Financial incentive as a rationale for clinical decision-making lacks morality, which health care inherently is based on, and in a time where many doctors doubt the purpose of the NHS in achieving the best outcomes for patients (for many good reasons), this fundamental concept is still one of the greatest examples of just treatment for all.
This isn’t to say the NHS does not suffer from an opioid crisis, over our side of the pond we similarly face a problem with prescriptions for opioids. Opioid prescriptions doubled from 1998 to 2018 in the UK,5 and in 2019, the UK had the highest rate of opioid consumption in the world.6 Chronic pain remains common and yet poorly understood, hence many patients are offered opioid prescriptions. Characters like Dr Watt show the harm that clinical professionals can do, somewhat ironically from intended aim. Even within the NHS, how often are hard-hitting addictive drugs from opioids to zopiclone prescribed, without truly thinking of the long-term detriment it can cause to patients? We so often acquiesce and prescribe.
Demon goes on to describe his situation as the following:
‘If you’ve not known the dragon we were chasing, words may not help. People talk of getting high, this blast you get, not so much what you feel as what you don’t: the sadness and dread in your gut, all the people that have judged you useless.’
These lines have stuck with me since finishing the book. Patients so often have to live with the health consequence of not only their predisposition, but of what other healthcare professionals have put them through. Whether it is mistakes in clinical practice or prescriptions that are made without knowledge of the full consequences of what regular use can do, we should all think twice when judging who comes through the front door of the practice, and try to operate within the aims of long-term benefit rather than convenience.
Featured book: Barbara Kingsolver, Demon Copperhead, Faber and Faber, 2023, PB, 560pp, £9.99, 978-0571376483
References
1. McGreal C. ‘I don’t see how it ends’: expert sounds alarm on new wave of US opioids crisis. The Guardian 2024; 28 Jan: https://www.theguardian.com/us-news/2024/jan/28/us-opioids-crisis-fentanyl-appalachia (accessed 5 Jun 2025).
2. Darbyshire M. Barbara Kingsolver: ‘Everyone has friends impacted by the opioid crisis’. Financial Times 2023; Jan: https://www.ft.com/content/9a0f18ca-2dd5-470a-a978-d7a7a166c999 (accessed 6 Jun 2025).
3. Yule AM, Wilens TE, Martelon MK, et al. Does exposure to parental substance use disorders increase substance use disorder risk in offspring? A 5-year follow-up study. Am J Addict 2013; 22(5): 460–465.

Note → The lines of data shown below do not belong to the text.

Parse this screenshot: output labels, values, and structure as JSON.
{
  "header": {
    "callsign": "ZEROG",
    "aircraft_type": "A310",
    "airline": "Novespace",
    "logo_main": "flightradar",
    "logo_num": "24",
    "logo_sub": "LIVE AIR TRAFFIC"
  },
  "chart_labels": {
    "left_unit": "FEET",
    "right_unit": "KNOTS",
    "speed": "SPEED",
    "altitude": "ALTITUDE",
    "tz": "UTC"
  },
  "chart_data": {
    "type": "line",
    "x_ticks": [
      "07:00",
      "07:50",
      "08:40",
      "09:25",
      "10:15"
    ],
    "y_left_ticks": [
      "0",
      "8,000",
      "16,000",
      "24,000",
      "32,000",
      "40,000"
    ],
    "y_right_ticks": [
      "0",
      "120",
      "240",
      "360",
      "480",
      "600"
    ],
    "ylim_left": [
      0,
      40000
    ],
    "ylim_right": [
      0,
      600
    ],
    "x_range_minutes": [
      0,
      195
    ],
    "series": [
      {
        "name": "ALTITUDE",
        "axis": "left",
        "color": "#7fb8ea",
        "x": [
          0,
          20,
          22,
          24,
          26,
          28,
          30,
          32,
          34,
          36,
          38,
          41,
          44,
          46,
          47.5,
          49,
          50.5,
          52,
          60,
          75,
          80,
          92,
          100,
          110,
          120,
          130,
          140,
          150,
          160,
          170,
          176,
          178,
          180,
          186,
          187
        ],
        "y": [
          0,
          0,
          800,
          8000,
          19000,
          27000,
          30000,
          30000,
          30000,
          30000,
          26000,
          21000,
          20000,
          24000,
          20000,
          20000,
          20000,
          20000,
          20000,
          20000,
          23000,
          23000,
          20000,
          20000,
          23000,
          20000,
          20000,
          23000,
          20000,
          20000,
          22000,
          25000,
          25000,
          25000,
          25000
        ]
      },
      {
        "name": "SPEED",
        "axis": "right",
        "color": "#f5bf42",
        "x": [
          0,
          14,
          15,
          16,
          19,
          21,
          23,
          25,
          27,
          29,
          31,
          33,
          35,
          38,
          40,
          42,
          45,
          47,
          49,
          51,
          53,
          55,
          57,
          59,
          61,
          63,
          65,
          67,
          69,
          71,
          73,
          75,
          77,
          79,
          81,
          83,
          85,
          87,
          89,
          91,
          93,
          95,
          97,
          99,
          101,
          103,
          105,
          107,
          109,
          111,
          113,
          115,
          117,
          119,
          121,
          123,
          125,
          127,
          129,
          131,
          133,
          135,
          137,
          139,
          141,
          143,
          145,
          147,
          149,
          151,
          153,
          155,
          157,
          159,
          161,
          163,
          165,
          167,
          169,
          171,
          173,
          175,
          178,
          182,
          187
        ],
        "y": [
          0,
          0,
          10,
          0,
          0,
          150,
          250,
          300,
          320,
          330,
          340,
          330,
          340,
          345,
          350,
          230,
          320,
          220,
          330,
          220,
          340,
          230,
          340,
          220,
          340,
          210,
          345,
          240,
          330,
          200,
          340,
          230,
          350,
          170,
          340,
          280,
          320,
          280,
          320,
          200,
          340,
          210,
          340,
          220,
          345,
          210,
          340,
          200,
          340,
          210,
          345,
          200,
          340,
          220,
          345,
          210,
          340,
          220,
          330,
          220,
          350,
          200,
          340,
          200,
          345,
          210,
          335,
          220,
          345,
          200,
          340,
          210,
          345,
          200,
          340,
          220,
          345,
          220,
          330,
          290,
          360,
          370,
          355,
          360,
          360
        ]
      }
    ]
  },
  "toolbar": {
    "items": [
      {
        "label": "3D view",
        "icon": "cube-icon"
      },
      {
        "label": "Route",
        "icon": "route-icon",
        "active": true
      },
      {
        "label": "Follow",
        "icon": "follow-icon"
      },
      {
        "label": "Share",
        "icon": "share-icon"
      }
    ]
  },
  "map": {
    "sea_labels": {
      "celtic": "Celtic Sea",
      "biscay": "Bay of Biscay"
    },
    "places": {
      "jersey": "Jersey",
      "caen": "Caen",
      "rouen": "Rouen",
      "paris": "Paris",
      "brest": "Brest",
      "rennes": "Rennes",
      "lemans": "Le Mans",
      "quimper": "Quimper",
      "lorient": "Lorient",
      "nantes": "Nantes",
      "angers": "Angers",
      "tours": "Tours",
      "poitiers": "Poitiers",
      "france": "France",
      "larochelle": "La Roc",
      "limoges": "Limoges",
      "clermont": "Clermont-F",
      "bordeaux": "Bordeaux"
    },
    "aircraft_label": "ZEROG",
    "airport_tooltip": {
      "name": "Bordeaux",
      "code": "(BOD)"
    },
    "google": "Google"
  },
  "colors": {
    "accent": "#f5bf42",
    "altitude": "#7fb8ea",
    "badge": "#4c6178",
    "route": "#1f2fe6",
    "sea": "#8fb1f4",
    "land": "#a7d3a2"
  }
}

4. Parolin M, Simonelli A, Mapelli D, et al. Parental substance abuse as an early traumatic event. Preliminary findings on neuropsychological and personality functioning in young drug addicts exposed to drugs early. Front Psychol 2016; 7: 887.
5. NHS England. Opioid prescribing for chronic pain. https://www.england.nhs.uk/south/info-professional/safe-use-of-controlled-drugs/opioids (accessed 5 Jun 2025).
6. Roberts A-O, Richards GC. Is England facing an opioid epidemic? Br J Pain 2023; 17(3): 320–324.